Thursday, January 12, 2006

A Grimm Take on Sago

Fred Grimm, in The Miami Herald, on the tardy realization that he and other journalists were unwitting parrots for mining companies, like International Coal, who insist that making mines safer will make energy more expensive for all of us. Grimm's recognition here--for which he should be credited--is compromised a bit, however, by his reluctance to ask us or himself if the original version of the Sago story--"this is the tragic price we pay for cheap energy"--is really (really) one with which we're willing to live. At first, I didn't even know he was serious about this.

Those first press dispatches out of Sago carried a sense of inevitability. As if, given the inherent dangers of coal mining, we must be willing to accept the occasional disaster.

Twelve miners were offered up to the outside world like a bill come due.

Miners readily talked about the risk they assume when they go underground. Others noted the region's long, brutal history of mine tragedies, from 3,242 miners dying on the job in 1907 to 22 losses in 2005.

A theme developed: Coal mining deaths are an unavoidable byproduct of our need for cheap energy.

The federal Mine Safety and Health Administration's website encouraged this notion that bad things happen to good mines, citing an ``aggressive inspection and enforcement record at Sago Mine.''

GULLIBLE MEDIA

Hey, most of us in the press bought into it.
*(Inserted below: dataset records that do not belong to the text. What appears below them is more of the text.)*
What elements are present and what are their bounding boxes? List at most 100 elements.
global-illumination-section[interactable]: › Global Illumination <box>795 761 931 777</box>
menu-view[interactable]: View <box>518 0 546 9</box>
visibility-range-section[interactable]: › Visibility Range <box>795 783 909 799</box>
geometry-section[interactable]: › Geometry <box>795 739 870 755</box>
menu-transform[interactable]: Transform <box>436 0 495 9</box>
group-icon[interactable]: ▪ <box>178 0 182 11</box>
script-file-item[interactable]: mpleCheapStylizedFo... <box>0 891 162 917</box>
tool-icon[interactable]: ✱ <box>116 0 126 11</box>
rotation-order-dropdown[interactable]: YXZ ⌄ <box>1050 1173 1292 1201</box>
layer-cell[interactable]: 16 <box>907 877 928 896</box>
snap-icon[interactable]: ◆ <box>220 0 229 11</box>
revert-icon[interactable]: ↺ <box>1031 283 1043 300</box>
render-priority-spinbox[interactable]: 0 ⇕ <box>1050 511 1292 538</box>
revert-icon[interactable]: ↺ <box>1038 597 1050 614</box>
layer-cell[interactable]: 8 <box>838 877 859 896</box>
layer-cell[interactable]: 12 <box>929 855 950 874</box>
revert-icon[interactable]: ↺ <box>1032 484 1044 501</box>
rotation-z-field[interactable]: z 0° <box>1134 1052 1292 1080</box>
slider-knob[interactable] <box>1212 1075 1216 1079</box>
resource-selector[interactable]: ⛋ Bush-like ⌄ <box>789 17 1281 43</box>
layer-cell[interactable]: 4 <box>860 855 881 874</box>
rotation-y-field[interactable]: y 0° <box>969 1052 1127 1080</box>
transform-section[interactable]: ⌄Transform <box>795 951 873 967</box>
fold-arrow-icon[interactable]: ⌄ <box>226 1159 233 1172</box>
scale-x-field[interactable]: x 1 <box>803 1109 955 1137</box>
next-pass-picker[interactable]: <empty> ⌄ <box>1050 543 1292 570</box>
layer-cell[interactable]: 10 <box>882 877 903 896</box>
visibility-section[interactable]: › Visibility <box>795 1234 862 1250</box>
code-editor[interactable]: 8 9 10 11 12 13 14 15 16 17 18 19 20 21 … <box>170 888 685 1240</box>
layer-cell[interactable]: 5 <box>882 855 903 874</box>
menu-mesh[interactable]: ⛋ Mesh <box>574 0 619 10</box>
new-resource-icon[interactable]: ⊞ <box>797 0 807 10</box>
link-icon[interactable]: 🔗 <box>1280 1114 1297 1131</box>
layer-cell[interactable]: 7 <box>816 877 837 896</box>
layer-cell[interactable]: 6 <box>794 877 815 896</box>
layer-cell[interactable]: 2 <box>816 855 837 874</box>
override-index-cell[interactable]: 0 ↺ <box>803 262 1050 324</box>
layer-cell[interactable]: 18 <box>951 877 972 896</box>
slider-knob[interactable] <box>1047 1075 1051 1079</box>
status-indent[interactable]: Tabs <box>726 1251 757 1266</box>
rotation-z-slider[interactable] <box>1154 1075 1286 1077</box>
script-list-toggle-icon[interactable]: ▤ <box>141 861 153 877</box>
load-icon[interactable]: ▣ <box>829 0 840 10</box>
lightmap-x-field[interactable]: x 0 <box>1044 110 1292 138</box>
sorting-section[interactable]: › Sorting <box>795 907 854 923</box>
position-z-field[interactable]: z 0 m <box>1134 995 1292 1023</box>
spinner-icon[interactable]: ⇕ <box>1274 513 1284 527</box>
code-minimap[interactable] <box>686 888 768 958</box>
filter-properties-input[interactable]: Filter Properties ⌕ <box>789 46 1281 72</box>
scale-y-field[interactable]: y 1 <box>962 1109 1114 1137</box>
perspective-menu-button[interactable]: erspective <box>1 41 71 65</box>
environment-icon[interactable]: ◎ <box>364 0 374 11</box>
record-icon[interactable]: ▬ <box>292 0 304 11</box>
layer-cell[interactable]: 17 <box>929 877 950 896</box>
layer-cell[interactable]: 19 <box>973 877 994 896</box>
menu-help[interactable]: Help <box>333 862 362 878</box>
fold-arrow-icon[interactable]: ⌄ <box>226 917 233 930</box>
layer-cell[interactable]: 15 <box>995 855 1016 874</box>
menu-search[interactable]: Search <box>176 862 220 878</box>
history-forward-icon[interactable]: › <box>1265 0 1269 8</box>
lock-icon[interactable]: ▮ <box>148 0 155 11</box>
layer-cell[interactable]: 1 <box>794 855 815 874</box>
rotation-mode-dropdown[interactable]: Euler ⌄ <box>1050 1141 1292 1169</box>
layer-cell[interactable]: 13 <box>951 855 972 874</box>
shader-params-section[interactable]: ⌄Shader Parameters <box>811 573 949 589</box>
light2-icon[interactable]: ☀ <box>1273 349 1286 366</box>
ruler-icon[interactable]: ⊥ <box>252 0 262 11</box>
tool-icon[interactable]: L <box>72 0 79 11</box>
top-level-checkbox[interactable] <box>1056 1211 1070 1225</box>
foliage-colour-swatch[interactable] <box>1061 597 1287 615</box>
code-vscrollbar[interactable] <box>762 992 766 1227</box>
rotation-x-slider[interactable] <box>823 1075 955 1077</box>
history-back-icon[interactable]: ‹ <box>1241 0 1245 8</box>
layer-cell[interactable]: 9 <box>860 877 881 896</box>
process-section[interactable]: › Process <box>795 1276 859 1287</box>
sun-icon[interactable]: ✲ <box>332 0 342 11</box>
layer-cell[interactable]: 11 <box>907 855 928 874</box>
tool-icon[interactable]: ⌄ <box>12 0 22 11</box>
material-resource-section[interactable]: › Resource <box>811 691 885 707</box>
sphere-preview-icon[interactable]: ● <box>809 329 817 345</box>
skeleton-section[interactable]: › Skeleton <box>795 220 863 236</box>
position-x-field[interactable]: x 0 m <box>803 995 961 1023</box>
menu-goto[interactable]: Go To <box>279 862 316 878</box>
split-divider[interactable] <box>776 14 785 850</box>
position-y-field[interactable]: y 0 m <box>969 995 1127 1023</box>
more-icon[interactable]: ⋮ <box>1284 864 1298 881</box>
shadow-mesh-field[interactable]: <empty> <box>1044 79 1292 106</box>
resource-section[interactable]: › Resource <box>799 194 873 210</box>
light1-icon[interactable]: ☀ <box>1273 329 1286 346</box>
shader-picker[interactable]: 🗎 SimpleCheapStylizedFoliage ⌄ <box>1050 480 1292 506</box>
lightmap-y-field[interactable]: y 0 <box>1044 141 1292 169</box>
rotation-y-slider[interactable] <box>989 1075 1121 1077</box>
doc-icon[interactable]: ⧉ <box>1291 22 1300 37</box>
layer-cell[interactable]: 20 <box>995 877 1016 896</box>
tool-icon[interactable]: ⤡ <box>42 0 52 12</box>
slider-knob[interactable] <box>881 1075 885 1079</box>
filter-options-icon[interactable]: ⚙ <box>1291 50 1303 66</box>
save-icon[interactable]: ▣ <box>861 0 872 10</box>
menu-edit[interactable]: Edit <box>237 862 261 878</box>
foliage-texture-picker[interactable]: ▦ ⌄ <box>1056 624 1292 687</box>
And the company's possible culpability was overshadowed in those first few days because of the operator's stunning public relations error: telling the miners' families that 12 men had survived down in that hole, then waiting three hours to fix the mistake.

Besides, it would have been difficult hanging responsibility for the mine explosion on the new owners of Sago Mine Number One.

New York billionaire Wilbur Ross and his International Coal Operators took it over only on Nov. 18. Company officials kept telling reporters last week that while the mine had suffered safety problems in the past, the new ownership had been working hard to turn things around.

Actually, Ross had been buying stock in the Anker Coal Group since 1999. The Charleston Gazette sifted through state records and discovered that Ross had gained controlling interest in Anker, with 47 percent of the stock, in 2001. The Gazette reported that state records reveal that the so-called change of ownership in November did not bring new management to the coal mine.

Then, on Tuesday, MSHA released mine inspection records that indicate that the inevitability of a disaster may have been nudged along considerably by conditions at Sago.

The worker injury rate at the mine was three times the national average. In the last seven months, the Sago mine suffered 14 major roof falls.